[Swift-devel] Re: Coaster problem on BG/P - worker processes dying

Thu Jul 1 12:18:31 CDT 2010

On Thu, 2010-07-01 at 12:13 -0500, Zhao Zhang wrote:
> Hi, Justin
> 
> Is there any chance that each worker is writing log files to GPFS or 
> writing to RAM, then copying to GPFS?
> Even in the latter case, we used dd instead of cp on zeptoos, cuz with 
> dd we could set the block size while cp
> is using a lined buffer to dump data to GPFS, which is quite slow.
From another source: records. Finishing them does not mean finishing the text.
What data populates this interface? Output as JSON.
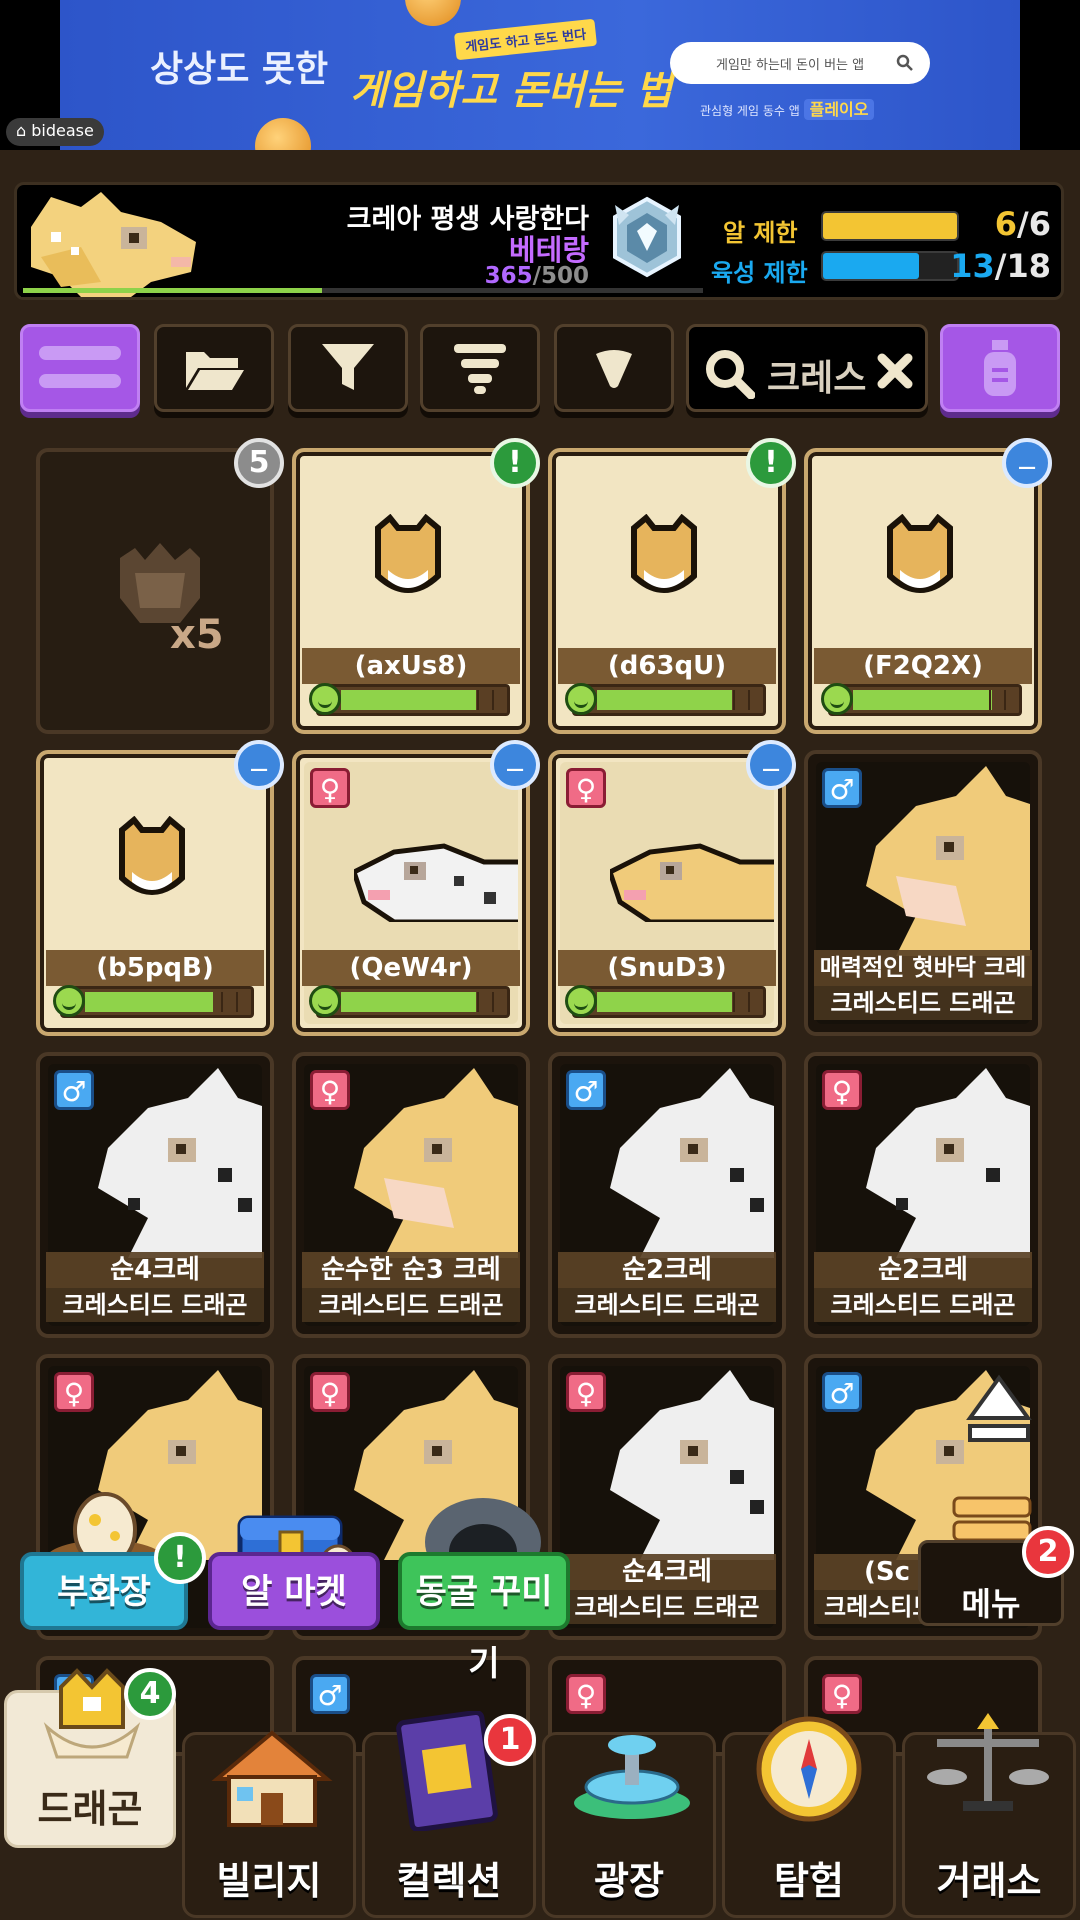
{
  "ad": {
    "headline_1": "상상도 못한",
    "headline_2": "게임하고 돈버는 법",
    "tag": "게임도 하고 돈도 번다",
    "search_placeholder": "게임만 하는데 돈이 버는 앱",
    "sub_text": "관심형 게임 동수 앱",
    "brand": "플레이오",
    "provider": "bidease"
  },
  "profile": {
    "name": "크레아 평생 사랑한다",
    "title": "베테랑",
    "exp_current": "365",
    "exp_max": "/500",
    "exp_fraction": 0.44,
    "egg_limit_label": "알 제한",
    "egg_limit_value": "6",
    "egg_limit_max": "/6",
    "egg_limit_fraction": 1.0,
    "breed_limit_label": "육성 제한",
    "breed_limit_value": "13",
    "breed_limit_max": "/18",
    "breed_limit_fraction": 0.72
  },
  "toolbar": {
    "search_value": "크레스"
  },
  "cards": {
    "egg_count": "x5",
    "egg_badge": "5",
    "c2_name": "(axUs8)",
    "c3_name": "(d63qU)",
    "c4_name": "(F2Q2X)",
    "c5_name": "(b5pqB)",
    "c6_name": "(QeW4r)",
    "c7_name": "(SnuD3)",
    "c8_name": "매력적인 혓바닥 크레",
    "c9_name": "순4크레",
    "c10_name": "순수한 순3 크레",
    "c11_name": "순2크레",
    "c12_name": "순2크레",
    "c15_name": "순4크레",
    "c16_name": "(Sc",
    "species": "크레스티드 드래곤",
    "excl": "!",
    "male": "♂",
    "female": "♀"
  },
  "shortcuts": {
    "incubator": "부화장",
    "egg_market": "알 마켓",
    "cave_deco": "동굴 꾸미기",
    "menu": "메뉴",
    "menu_badge": "2"
  },
  "nav": {
    "dragon": "드래곤",
    "dragon_badge": "4",
    "village": "빌리지",
    "collection": "컬렉션",
    "collection_badge": "1",
    "plaza": "광장",
    "explore": "탐험",
    "exchange": "거래소"
  },
  "colors": {
    "purple": "#a557e6",
    "egg_bar": "#f3c533",
    "breed_bar": "#1aa9f0",
    "health_green": "#8fd34a"
  }
}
Since some time the worker log level is set to WARN (which only produces
a message at the start and end) when the number of workers is >= 16.

> 
> Another suspect would be that we are overwhelming the IO nodes. As far 
> as I remember, coaster is running as a
> service on each compute node with a TCP connection to the Login Node. 
> The communication between Login Node
> and CN node is handled by a IP forwarding component in zeptoos. In the 
> tests I did before, the Falkon service is not
> stable with 1024 nodes connecting to the service each with a TCP 
> connection.Can we login the IO nodes while we
> see those errors?

Maybe, but then I was able to run with 40k cores while the logging
scheme above wasn't enabled. Since then, there was a switch to only one
TCP connection per node (regardless of cores) and the very much reduced
logging. So I suspect this isn't the problem unless the ZOID NAT got
messed up.